- Era: Qajar era
- Spouse: Fath-Ali Shah Qajar
- Children: Tayghun Khanum Ezzat Nesa Khanum
- Father: Mohammad Mehdi Khan Shihneh Mazandarani Pazvari

= Naneh Khanum Ostad =

Wife of Fath-Ali Shah Qajar

Naneh Khanum Ostad (ننه‌خانم استاد), also known as Hajieh Ostad (حاجیه استاد), was a prominent and influential wife of Fath-Ali Shah Qajar. As the Shah's wife, she held a special place at the Qajar harem. However, it was her administrative abilities and political intelligence that made her one of the most influential women of the royal harem. Naneh Khanum's role at court extended beyond that of a regular wife, as she held important duties and responsibilities that granted her a distinguished position. As a sign of his affection, Fath-Ali Shah Qajar sent Naneh Khanum on a pilgrimage to Mecca, which earned her the title of Hajieh.

Her exact date of birth and death are unknown.

== Biography ==

=== Personal and family life ===
Naneh Khanum was the daughter of Mohammad Mehdi Khan Shihneh Mazandarani Pazvari, the governor (Shihneh) of Babol and one of the nobles of Fath-Ali Shah's era in Mazandaran. She was also the mother of Tayghun Khanum and the aunt of Reza-Qoli Khan Hedayat, the renowned poet and writer of the Qajar era. Another of her daughters, Ezzat Nesā Khanum, was married to Haji Mirza Aqasi, the prime minister of Mohammad Shah Qajar. This marriage strengthened Naneh Khanum’s familial ties to the political and literary figures of the Qajar court and enhanced her influence.

Due to Naneh Khanum's prestige, her grandson, Allah Qoli Khan Ilkhani, the son of Ezzat Nesā Khanum from her first marriage, was always recognized as one of Fath-Ali Shah's favored grandsons. Among the princes and royal family, he held a special position, and according to Soltan-Ahmad Mirza Azod od-Dowleh, he was treated as if he were a son’s child rather than a daughter's, reflecting the high regard in which Naneh Khanum and her family were held at court.

=== Role in the harem and court duties ===
In addition to her presence in the royal harem as one of Fath-Ali Shah's wives, Naneh Khanum held significant responsibilities. She was appointed as the supervisor of the Shah's private prayer room and the treasury of the royal harem. These duties enabled her to oversee the financial and religious management of the Shah’s harem with great precision. Furthermore, she was in charge of overseeing several of the Shah’s other wives.

One of her other responsibilities was overseeing the eunuchs of the court, who were tasked with keeping the royal halls lit and handling various affairs related to the royal chambers.

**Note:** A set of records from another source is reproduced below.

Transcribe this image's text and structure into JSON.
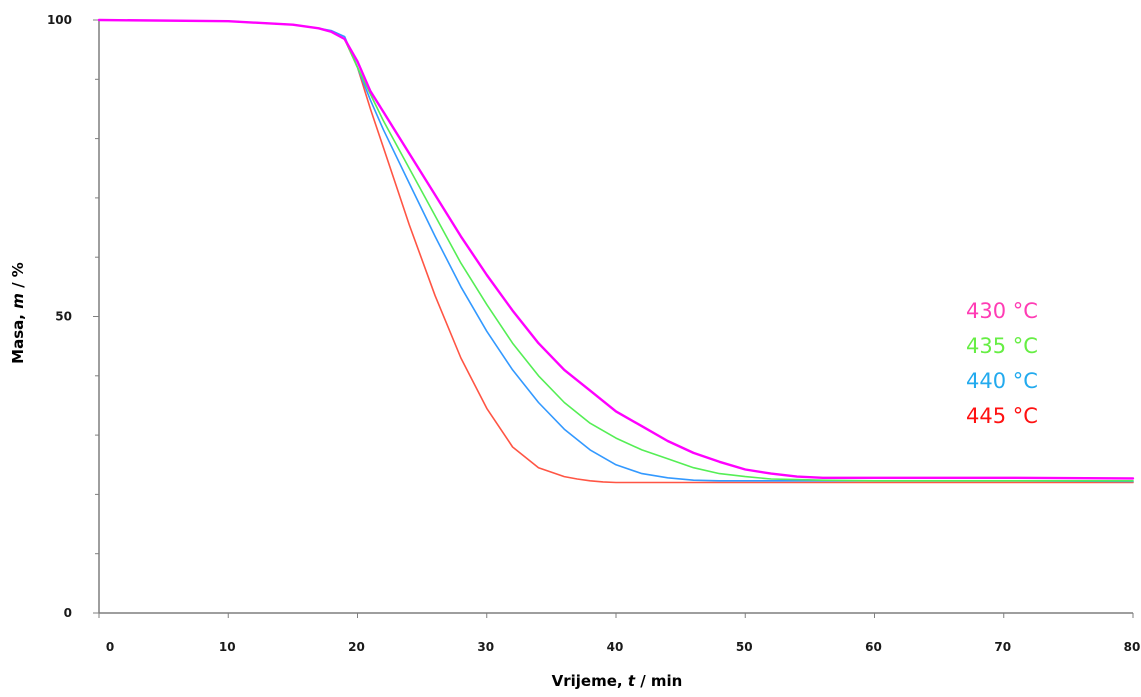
{
  "chart_data": {
    "type": "line",
    "title": "",
    "xlabel": "Vrijeme, t / min",
    "xlabel_parts": [
      "Vrijeme, ",
      "t",
      " / min"
    ],
    "ylabel": "Masa, m / %",
    "ylabel_parts": [
      "Masa, ",
      "m",
      " / %"
    ],
    "xlim": [
      0,
      80
    ],
    "ylim": [
      0,
      100
    ],
    "x_ticks": [
      0,
      10,
      20,
      30,
      40,
      50,
      60,
      70,
      80
    ],
    "y_ticks": [
      0,
      50,
      100
    ],
    "y_minor_step": 10,
    "grid": false,
    "legend_position": "right",
    "series": [
      {
        "name": "430 °C",
        "color": "#ff00ff",
        "legend_color": "#ff3cb4",
        "x": [
          0,
          10,
          15,
          17,
          18,
          19,
          20,
          21,
          22,
          24,
          26,
          28,
          30,
          32,
          34,
          36,
          38,
          40,
          42,
          44,
          46,
          48,
          50,
          52,
          54,
          56,
          60,
          70,
          80
        ],
        "y": [
          100,
          99.8,
          99.2,
          98.6,
          98,
          96.8,
          93,
          88,
          84.5,
          77.5,
          70.5,
          63.5,
          57,
          51,
          45.5,
          41,
          37.5,
          34,
          31.5,
          29,
          27,
          25.5,
          24.2,
          23.5,
          23,
          22.8,
          22.8,
          22.8,
          22.7
        ]
      },
      {
        "name": "435 °C",
        "color": "#55ee55",
        "legend_color": "#66ee44",
        "x": [
          0,
          10,
          15,
          17,
          18,
          19,
          20,
          21,
          22,
          24,
          26,
          28,
          30,
          32,
          34,
          36,
          38,
          40,
          42,
          44,
          46,
          48,
          50,
          52,
          54,
          56,
          60,
          70,
          80
        ],
        "y": [
          100,
          99.8,
          99.2,
          98.6,
          98,
          96.8,
          92,
          87.5,
          83,
          75,
          67,
          59,
          52,
          45.5,
          40,
          35.5,
          32,
          29.5,
          27.5,
          26,
          24.5,
          23.5,
          23,
          22.6,
          22.5,
          22.4,
          22.3,
          22.3,
          22.3
        ]
      },
      {
        "name": "440 °C",
        "color": "#3399ff",
        "legend_color": "#22aaee",
        "x": [
          0,
          10,
          15,
          17,
          18,
          19,
          20,
          21,
          22,
          24,
          26,
          28,
          30,
          32,
          34,
          36,
          38,
          40,
          42,
          44,
          46,
          48,
          50,
          55,
          60,
          70,
          80
        ],
        "y": [
          100,
          99.8,
          99.2,
          98.6,
          98.2,
          97.2,
          92,
          86.5,
          81.5,
          72.5,
          63.5,
          55,
          47.5,
          41,
          35.5,
          31,
          27.5,
          25,
          23.5,
          22.8,
          22.4,
          22.3,
          22.3,
          22.3,
          22.3,
          22.3,
          22.2
        ]
      },
      {
        "name": "445 °C",
        "color": "#ff5544",
        "legend_color": "#ff1111",
        "x": [
          0,
          10,
          15,
          17,
          18,
          19,
          20,
          21,
          22,
          23,
          24,
          26,
          28,
          30,
          32,
          34,
          36,
          37,
          38,
          39,
          40,
          45,
          50,
          60,
          70,
          80
        ],
        "y": [
          100,
          99.8,
          99.2,
          98.6,
          98,
          96.8,
          92,
          85,
          78.5,
          72,
          65.5,
          53.5,
          43,
          34.5,
          28,
          24.5,
          23,
          22.6,
          22.3,
          22.1,
          22,
          22,
          22,
          22,
          22,
          22
        ]
      }
    ]
  }
}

These responsibilities illustrate Naneh Khanum's influential and important role in the administrative structure of the court.

=== Close relationship with Fath-Ali Shah ===
Naneh Khanum was not only known for her official duties in the Qajar court but also for her close relationship with the Shah, which made her one of the most influential women. Fath-Ali Shah, who had great trust in her, would sometimes engage in gambling with her, and at times, out of affection, would deliberately lose to her. These informal and friendly interactions between Naneh Khanum and the Shah demonstrate the high level of intimacy and trust between them. Naneh Khanum was also one of the few women allowed to sit beside the Shah, a position that signified her exceptional status and influence at the Qajar court.

=== After the death of Fath-Ali Shah ===
After the death of Fath-Ali Shah, unlike many of his other wives, Naneh Khanum did not leave the royal harem and remained in the royal palace. Mohammad Shah Qajar, Fath-Ali Shah's successor, treated Naneh Khanum as his own mother and held her in high esteem. This respect allowed Naneh Khanum to retain the same status and position she had enjoyed during Fath-Ali Shah's reign until the end of her life.

== Sources ==
Dehkhoda, Ali Akbar: Dehkhoda Dictionary (Digital version, https://dehkhoda.ut.ac.ir) based on the 15-volume physical edition published in 1998. Dehkhoda Dictionary Institute and the International Center for Persian Language Studies, University of Tehran, 2020.

Azod od-Dowleh, Soltan-Ahmad Mirza (1997). Tarikh-e Azodi (in Persian). Elm Pub. ISBN 9786005696325.